Print version ISSN 0102-0188On-line version ISSN 1806-9347

Rev. Bras. Hist. vol.39 no.81 São Paulo May/Aug. 2019  Epub July 29, 2019

https://doi.org/10.1590/1806-93472019v39n81-11 

MEMÓRIA

Por que nós, de língua portuguesa, sentimos saudades? António Manuel Hespanha e a História do Brasil

Who Are We Portuguese Speakers Longing For? António Manuel Hespanha and the History of Brazil

Maria Fernanda Bicalho* 
http://orcid.org/0000-0002-2362-7602

*Universidade Federal Fluminense (UFF), Instituto de História, Niterói, RJ, Brasil. mfbicalho@uol.com.br


António Manuel Hespanha, um dos mais renomados historiadores do Direito do mundo ibérico, nascido em 1945, foi professor na Faculdade de Direito da Universidade de Coimbra, na Faculdade de Direito da Universidade de Lisboa, na Faculdade de Ciências Sociais e Humanas da Universidade Nova de Lisboa, e na Faculdade de Direito da Universidade Nova de Lisboa, desde a sua fundação. Ensinou também na Universidade Autónoma, na Faculdade de Direito da Universidade de Macau e, como professor convidado, na Universidade de Yale, na École des Hautes Études en Sciences Sociales e na Universidade de Berkeley, entre tantas outras. Foi doutorhonoris causa pela Universidade de Lucerna, na Suíça, e pela nossa Universidade Federal do Paraná (UFPR).

Entre 1995 e 1998, dirigiu a Comissão Nacional para as Comemorações dos Descobrimentos Portugueses, estimulando um olhar pluricontinental sobre a história do império português, no qual todos nos tornamos protagonistas. Investigador do Instituto de Ciências Sociais (ICS) da Universidade de Lisboa entre 1988 e 2000, foi então que sua obra, assim como sua grande figura - de um brilhantismo ímpar, de uma generosidade cativante e de uma amizade inigualável -, deixou um legado permanente na historiografia luso-brasileira. Em 1988, publicava na Espanha, e em 1994, em Portugal,As Vésperas do Leviathan, livro que, entre tantos outros posteriormente, revolucionou, como lemos no site do ICS, o entendimento da história institucional e política de Antigo Regime em Portugal e no seu império ultramarino.

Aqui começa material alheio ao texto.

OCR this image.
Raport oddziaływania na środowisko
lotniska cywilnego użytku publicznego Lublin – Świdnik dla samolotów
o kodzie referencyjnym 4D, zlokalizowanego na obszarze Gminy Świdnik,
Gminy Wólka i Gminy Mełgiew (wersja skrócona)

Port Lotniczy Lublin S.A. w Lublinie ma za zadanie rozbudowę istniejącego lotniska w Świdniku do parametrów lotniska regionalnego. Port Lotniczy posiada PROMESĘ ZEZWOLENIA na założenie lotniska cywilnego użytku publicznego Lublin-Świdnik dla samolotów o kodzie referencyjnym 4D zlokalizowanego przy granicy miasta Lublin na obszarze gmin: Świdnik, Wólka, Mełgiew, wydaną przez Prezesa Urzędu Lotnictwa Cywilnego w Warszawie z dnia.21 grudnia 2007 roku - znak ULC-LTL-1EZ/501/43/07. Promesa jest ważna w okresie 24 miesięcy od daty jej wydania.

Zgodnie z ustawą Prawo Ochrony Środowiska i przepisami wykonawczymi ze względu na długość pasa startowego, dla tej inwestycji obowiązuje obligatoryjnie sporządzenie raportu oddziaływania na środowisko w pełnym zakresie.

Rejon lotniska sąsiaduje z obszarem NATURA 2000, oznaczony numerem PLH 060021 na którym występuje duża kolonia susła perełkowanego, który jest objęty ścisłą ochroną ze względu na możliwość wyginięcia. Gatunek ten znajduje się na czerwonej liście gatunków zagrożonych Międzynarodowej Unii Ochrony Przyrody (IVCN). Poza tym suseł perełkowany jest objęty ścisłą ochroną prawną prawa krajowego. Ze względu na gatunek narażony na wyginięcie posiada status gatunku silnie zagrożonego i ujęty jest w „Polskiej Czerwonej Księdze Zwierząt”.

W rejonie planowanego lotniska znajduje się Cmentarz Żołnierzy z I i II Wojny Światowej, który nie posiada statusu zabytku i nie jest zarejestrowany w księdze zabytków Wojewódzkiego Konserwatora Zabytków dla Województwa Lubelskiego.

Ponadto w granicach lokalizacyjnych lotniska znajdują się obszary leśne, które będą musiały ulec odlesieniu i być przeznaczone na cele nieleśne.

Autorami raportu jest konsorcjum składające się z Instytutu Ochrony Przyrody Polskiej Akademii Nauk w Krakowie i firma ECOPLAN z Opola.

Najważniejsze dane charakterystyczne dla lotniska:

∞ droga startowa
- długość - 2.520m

No ano de 2001, João Fragoso, Maria de Fátima Silva Gouvêa e eu organizamos a coletânea O Antigo Regime nos Trópicos. A dinâmica imperial portuguesa (séculos XVI-XVIII), reunindo estudos que propunham uma perspectiva historiográfica inovadora sobre o período denominado “colonial” no Brasil. Os capítulos que compõem a obra propunham-se a apresentar uma nova abordagem do que até então se convencionou chamar de “Brasil-Colônia”, procurando percebê-lo como parte constitutiva do império português. Propunham-se, ainda, a compreender a sociedade escravista na América como resultado de dinâmicas - econômicas, políticas, ideológicas e culturais - de Antigo Regime.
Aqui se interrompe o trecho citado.